What we’re now going to do is split the data into “regularly queried” and “rarely queried”. Basically we’re going to leave all the IDs in one table and split the description out into a separate table.

This means that to achieve our website functionality we’re going to need to make 2 calls to the database… one to return the initial results, then a second to return the description.

However, what you’ll see is that even though we’re making an extra database call, the overhead on the disk subsystem is massively reduced.

So let’s split up our table:

if object_id('testProductFullIDs') is not null drop table testProductFullIDs
if object_id('testProductFullDesc') is not null drop table testProductFullDesc
go

create table testProductFullIDs
(
  
id int identity(1, 1) not null,
  
colourID tinyint,
  
weightID smallint,
  
shapeID tinyint,
  
makeID smallint,
  
modelID smallint,
  
priceRangeID smallint
)
go

create unique clustered index ix_testProductFullIDs on testProductFullIDs(id) with (fillfactor = 100)
go

create table testProductFullDesc
(
  
id int not null,
  
prodDescription char(970)
)
go

create unique clustered index ix_testProductFullDesc on testProductFullDesc(id) with (fillfactor = 100)
go

alter table testProductFullDesc add constraint fk_testProductFullDescIDs foreign key (id) references testProductFullIDs(id)
go

set identity_insert testProductFullIDs on
insert into
testProductFullIDs
(
  
id, colourID, weightID, shapeID, makeID, modelID, priceRangeID
)
select id, colourID, weightID, shapeID, makeID, modelID, priceRangeID
from testProductFull
set identity_insert testProductFullIDs off
go

insert into testProductFullDesc
select id, prodDescription
from testProductFull
go


Okay, now in order to not have to change our website code we can drop our original table and add a view over the top of these tables:

if object_id('testProductFull') is not null drop table testProductFull
go

create view testProductFull
as
   select
p.id, colourID, weightID, shapeID, makeID, modelID, priceRangeID, prodDescription
  
from testProductFullIDs p
  
left join testProductFullDesc d
  
on p.id = d.id
go


This means that any code reading from the old wide table will not have to be changed. Any data updating or inserting will but that is usually easier to change. It could also be dealt with using indexed views, but I’m not going to go into that here.

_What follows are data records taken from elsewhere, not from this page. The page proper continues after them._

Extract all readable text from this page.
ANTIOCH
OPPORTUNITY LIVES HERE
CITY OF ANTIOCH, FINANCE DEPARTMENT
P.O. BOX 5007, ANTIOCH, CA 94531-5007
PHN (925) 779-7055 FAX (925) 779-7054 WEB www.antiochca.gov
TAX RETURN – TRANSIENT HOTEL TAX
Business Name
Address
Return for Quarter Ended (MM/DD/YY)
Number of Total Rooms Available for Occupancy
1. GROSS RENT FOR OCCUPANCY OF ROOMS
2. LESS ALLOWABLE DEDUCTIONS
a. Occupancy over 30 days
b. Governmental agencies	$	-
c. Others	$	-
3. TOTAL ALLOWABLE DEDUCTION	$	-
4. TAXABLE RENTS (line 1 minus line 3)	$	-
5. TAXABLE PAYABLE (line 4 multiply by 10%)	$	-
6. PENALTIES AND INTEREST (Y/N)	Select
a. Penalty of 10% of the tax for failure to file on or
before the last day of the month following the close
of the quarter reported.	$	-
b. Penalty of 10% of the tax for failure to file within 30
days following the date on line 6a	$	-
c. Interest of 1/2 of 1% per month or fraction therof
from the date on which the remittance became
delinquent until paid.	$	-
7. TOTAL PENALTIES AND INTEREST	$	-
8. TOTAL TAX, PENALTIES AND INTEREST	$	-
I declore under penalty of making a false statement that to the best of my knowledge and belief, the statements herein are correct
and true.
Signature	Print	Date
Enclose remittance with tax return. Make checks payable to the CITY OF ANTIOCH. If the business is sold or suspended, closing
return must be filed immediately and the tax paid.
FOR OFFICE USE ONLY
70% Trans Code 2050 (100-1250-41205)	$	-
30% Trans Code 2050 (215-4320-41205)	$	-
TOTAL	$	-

Anyway, we’ll now run the same queries as above, but this time in 2 parts… first we’ll obtain the main search results… then we’ll make a second database call to obtain the description of the item selected:

set statistics io on

select
colourID, weightID, shapeID, makeID, modelID, priceRangeID
from testProductFull
where colourID = 2

select prodDescription
from testProductFull
where id = 37

select id, colourID, weightID, shapeID, makeID, modelID, priceRangeID
from testProductFull
where makeID = 5

select prodDescription
from testProductFull
where id = 251


As you can see, even though we’re actually making more calls to the database, the number of reads involved has reduced from a total of 2000 using the wide table, to a total of 60.

This is a simple example using just 8000 records in a very thin table, imagine what a difference this could make to your IO subsystem when you scale it up to millions of records across a much wider table. The savings could potentially be huge, therefore making this something you should definitely consider.